We read four short stories that day.  And when we were done with a print-out we passed it to other bored people at work.  When they were finished they asked for the next print-out.  We were all reading the same stories and it was fun.  Work was super fun that day.

Then the bellman took two weeks off.

Then, the day he came back, he walked up to me and asked:

“What’s next, chief?”

I knew exactly what he meant.  But this time I knew I should start curating.  If I wanted to nurture this non-reader’s interest in literature, I couldn’t afford to dispense any shitty stories.  No garbage.  So I took my time and found a great one.  And (using company paper and toner!) I printed out a short story on a Thursday morning.  We got paid on Thursdays.
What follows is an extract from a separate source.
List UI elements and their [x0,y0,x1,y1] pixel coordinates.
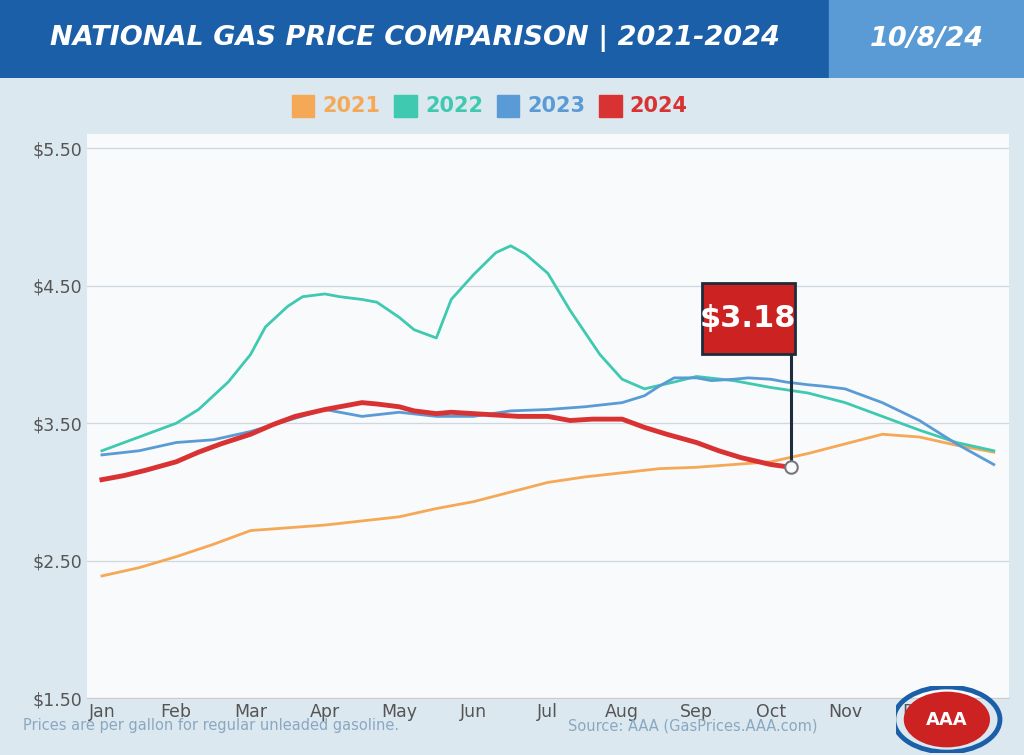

So there it was: Every Thursday, at my hotel, you got a paycheck and a short story to wash it down with.  I named it Short Story Thursdays and soon everyone started calling it SST.  It grew to about 20 members at the hotel, encompassing many departments; telephone operators, people in the accounting department, one lady in the sales department, the concierge desk and more.  People who felt they had no time to read, or didn’t even think themselves capable of understanding or enjoying literature were looking forward to Thursday’s story.
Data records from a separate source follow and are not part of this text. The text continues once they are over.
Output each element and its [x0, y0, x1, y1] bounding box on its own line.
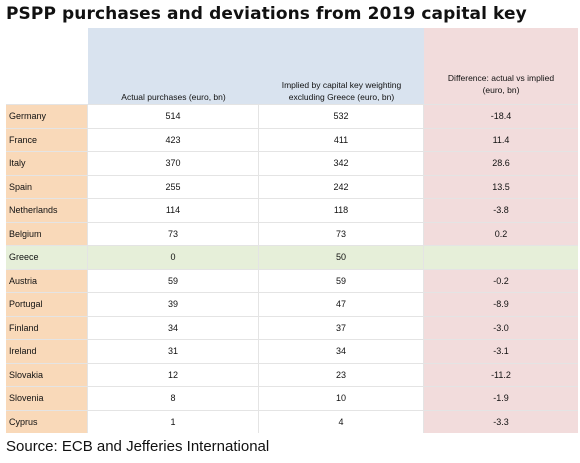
table-body: Germany 514 532 -18.4 France 423 411 11.4 Italy 3…: [6, 104, 578, 433]
header-implied: Implied by capital key weighting excludi…: [259, 28, 424, 104]
cell-country: Slovenia: [6, 387, 88, 410]
header-country: [6, 28, 88, 104]
cell-implied: 73: [259, 222, 424, 245]
cell-difference: [424, 246, 578, 269]
cell-actual: 31: [88, 340, 259, 363]
cell-actual: 73: [88, 222, 259, 245]
header-implied-line2: excluding Greece (euro, bn): [288, 92, 395, 102]
cell-actual: 39: [88, 293, 259, 316]
table-row: Italy 370 342 28.6: [6, 151, 578, 175]
table-row: Slovakia 12 23 -11.2: [6, 362, 578, 386]
table-header: Actual purchases (euro, bn) Implied by c…: [6, 28, 578, 104]
cell-country: Germany: [6, 105, 88, 128]
cell-difference: -18.4: [424, 105, 578, 128]
table-row: Slovenia 8 10 -1.9: [6, 386, 578, 410]
table-row: Finland 34 37 -3.0: [6, 315, 578, 339]
cell-country: Austria: [6, 269, 88, 292]
table-row: Belgium 73 73 0.2: [6, 221, 578, 245]
cell-difference: -3.8: [424, 199, 578, 222]
cell-actual: 514: [88, 105, 259, 128]
header-actual: Actual purchases (euro, bn): [88, 28, 259, 104]
cell-implied: 34: [259, 340, 424, 363]
cell-difference: 28.6: [424, 152, 578, 175]
cell-actual: 114: [88, 199, 259, 222]
cell-actual: 12: [88, 363, 259, 386]
cell-difference: 13.5: [424, 175, 578, 198]
cell-difference: 0.2: [424, 222, 578, 245]
cell-actual: 370: [88, 152, 259, 175]
table-row: France 423 411 11.4: [6, 127, 578, 151]
cell-implied: 59: [259, 269, 424, 292]
cell-country: Ireland: [6, 340, 88, 363]
cell-difference: -3.1: [424, 340, 578, 363]
cell-country: Greece: [6, 246, 88, 269]
header-implied-label: Implied by capital key weighting excludi…: [282, 79, 402, 103]
cell-difference: -11.2: [424, 363, 578, 386]
cell-actual: 59: [88, 269, 259, 292]
cell-implied: 37: [259, 316, 424, 339]
cell-implied: 342: [259, 152, 424, 175]
table-row: Spain 255 242 13.5: [6, 174, 578, 198]
cell-country: Italy: [6, 152, 88, 175]
cell-actual: 255: [88, 175, 259, 198]
cell-implied: 242: [259, 175, 424, 198]
cell-actual: 34: [88, 316, 259, 339]
table-row: Netherlands 114 118 -3.8: [6, 198, 578, 222]
table-row: Ireland 31 34 -3.1: [6, 339, 578, 363]
header-implied-line1: Implied by capital key weighting: [281, 80, 402, 90]
header-difference-line2: (euro, bn): [482, 85, 520, 95]
cell-implied: 23: [259, 363, 424, 386]
header-actual-label: Actual purchases (euro, bn): [121, 92, 226, 102]
cell-actual: 8: [88, 387, 259, 410]
table-row: Greece 0 50: [6, 245, 578, 269]
cell-country: Portugal: [6, 293, 88, 316]
cell-country: Slovakia: [6, 363, 88, 386]
cell-implied: 532: [259, 105, 424, 128]
cell-difference: -3.3: [424, 410, 578, 433]
pspp-table: Actual purchases (euro, bn) Implied by c…: [6, 28, 578, 433]
header-difference-line1: Difference: actual vs implied: [447, 73, 555, 83]
table-row: Cyprus 1 4 -3.3: [6, 409, 578, 433]
source-note: Source: ECB and Jefferies International: [6, 438, 270, 455]
cell-implied: 10: [259, 387, 424, 410]
cell-implied: 47: [259, 293, 424, 316]
cell-country: France: [6, 128, 88, 151]
table-row: Germany 514 532 -18.4: [6, 104, 578, 128]
cell-implied: 118: [259, 199, 424, 222]
header-difference-label: Difference: actual vs implied (euro, bn): [448, 72, 554, 96]
table-row: Austria 59 59 -0.2: [6, 268, 578, 292]
cell-implied: 411: [259, 128, 424, 151]
cell-actual: 423: [88, 128, 259, 151]
cell-difference: 11.4: [424, 128, 578, 151]
cell-difference: -3.0: [424, 316, 578, 339]
cell-actual: 0: [88, 246, 259, 269]
cell-implied: 50: [259, 246, 424, 269]
cell-country: Spain: [6, 175, 88, 198]
cell-country: Finland: [6, 316, 88, 339]
cell-implied: 4: [259, 410, 424, 433]
cell-difference: -0.2: [424, 269, 578, 292]
cell-country: Belgium: [6, 222, 88, 245]
cell-country: Netherlands: [6, 199, 88, 222]
cell-country: Cyprus: [6, 410, 88, 433]
cell-actual: 1: [88, 410, 259, 433]
cell-difference: -8.9: [424, 293, 578, 316]
cell-difference: -1.9: [424, 387, 578, 410]
table-row: Portugal 39 47 -8.9: [6, 292, 578, 316]
page-title: PSPP purchases and deviations from 2019 …: [6, 4, 527, 24]
header-difference: Difference: actual vs implied (euro, bn): [424, 28, 578, 104]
Then I quit my job.  To write the hotel book.  And there was immediate concern about the future of Short Story Thursdays.  I collected email addresses from all 20 members and promised to send a dispatch every Thursday morning to introduce the story, and the story itself would be formatted and attached.  I told them, as a joke, that the email would come from shutyourlazymouthandread@gmail.com.  We all thought that was funny.

That ended up not being a joke.  Or it’s still a joke but it’s now a high-functioning joke.  Pretty soon they started signing up their friends and family.  I signed up my friends and family.  People told people.  I started getting emails from strangers wanting to join.  I created business cards.  I partnered with a bar in Brooklyn to establish a home base.  I moved the organization over to an official and substantially longer email address:

shutyourlazymouthandread@shortstorythursdays.com

We became a governmentally recognized non-profit (though I haven’t figured out how to get funding so I still do it alone and for free).  Today I am more proud of SST than anything I have ever done in my life.  I love it, you guys.  People are reading again.  Finding time.  On the subway.  On their smartphone.

All from public domain literature.  Dusty shit that was just lying about on the Internet.  Funneled through an email account.  An organization composed solely of words and electricity.

I love short stories now.  In today’s world, for some people, it is the only option.  All they have time for.  And they are making time for it.

I love short stories now.

And anyone who says differently?

I will punch them in the mouth.

If that joke bothered you: You might not like SST.  But today in America you gotta have an edge to cut through the noise.  And we’ve got that.  Anyone reading Book Riot is a reader, no doubt, and doesn’t need any help or encouragement to read.  Carry on, motherfuckers.  But every reader knows 400 non-readers.  And that’s a goddamn tragedy.

It’s time to start punching people in the mouth, every week, with literature.